Scientists are trying to find out why some people don't get COVID-19
A small number of people could be completely resistant to the coronavirus
An international team of researchers is hoping to identify individuals in the population who, for reasons that are not yet understood, don't get infected by the coronavirus that causes COVID-19. They want determine whether these people have unique genes that could be studied to develop new treatments against the disease.
These are people who are distinct from those whose immune systems can successfully fight off the virus if they are infected, people who experience low grade or asymptomatic infections or those who've been immunized with vaccines.
If the virus cannot attach to our cells and inject its genetic payload to make more copies of itself, the immune system doesn't even see the virus. This is what scientists suspect could be happening in COVID-19 resistant people.
"We want to find out who are those super people, the supermen and the superwomen, who are resistant and why are they resistant?" said
Dr. Don Vinh, an infectious disease specialist and medical microbiologist at the McGill University Health Centre.
Vinh is the only Canadian investigator in an international team that has started recruiting people who were exposed to SARS-CoV-2, the virus that causes COVID-19, but who didn't get sick, and whose immune systems show no signs of encountering the virus. They described their project in a
study published in the journal
Nature Immunology.
The first candidates for this study are relatives of people who became very ill, but who themselves never tested positive, said Vinh.

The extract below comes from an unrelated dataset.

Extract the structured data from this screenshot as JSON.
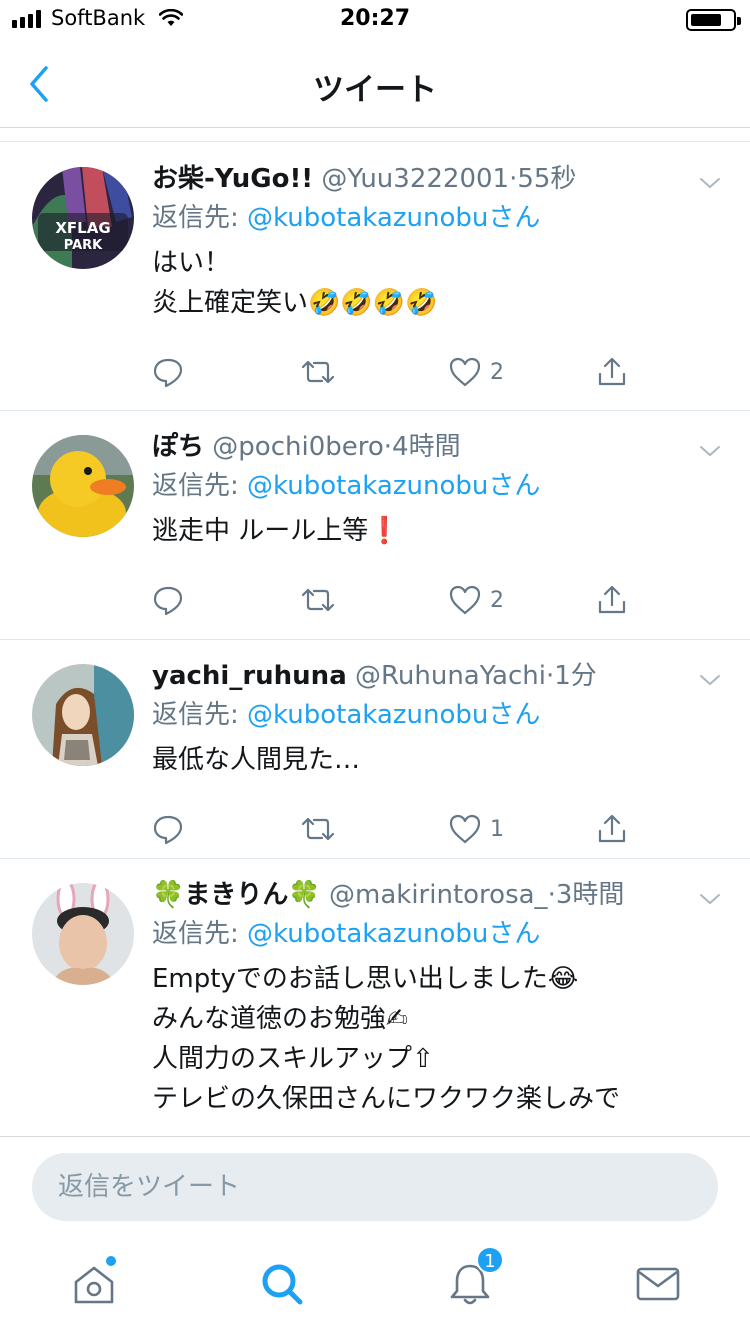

"There are these people who come to the hospital sick, sometimes deathly sick, with life-threatening COVID-19 and they have a family member or several family members who are totally, totally well — who themselves got tested and found out they weren't infected."
Scientists can tell by studying a person's antibodies and T-cells if their immune systems have ever encountered the virus through a natural infection.
In an interview with
Quirks & Quarks host Bob McDonald, Vinh said one goal of this project is to develop treatments that can interrupt an infection even earlier and more completely than a vaccine. Vaccines are excellent at protecting us against disease, but people who are vaccinated can still get infected and transmit the virus, albeit for a shorter period of time.
"If we could abort that initial process, the infection part, through this kind of work, I think that will hopefully be a groundbreaker in our fight against this pandemic," said Vinh.
Finding the right people
Vinh said that his team has already recruited 1,000 exposed individuals who they suspect are resistant to infection.
The plan is to scan their genomes and compare the group to people who were exposed and infected, to identify any gene variants that can prevent the virus from establishing itself.
Once the team identifies genes that are heavily represented in those who are resistant, they will shift their focus to the proteins the genes make, and whether they offer any protection against infection.
Usefulness of this type of investigation
Throughout human history, there are other examples of people who are exposed to viruses like malaria, HIV and norovirus but don't get infected, said Vinh.
"In all of these infections, what we've seen are clusters of people who are exposed, but uninfected and then the molecules responsible for that resistance have been identified and some have even been transformed into drug therapies," said Vinh.
A good example of how this information can be useful for fighting off infections came from a group of sex workers in Kenya who, though exposed to the virus, were found to have a natural resistance to HIV-1 infection.
By investigating the genetic basis for that immunity, scientists discovered one unexpected gene that, in its mutated form, protected the sex workers from getting infected, said Vinh.
That led to the development of a highly-effective antiviral that suppresses the HIV-1 virus by inhibiting its ability to enter and infect cells, which Vinh said is what they're hoping to do for the SARS-CoV-2 virus.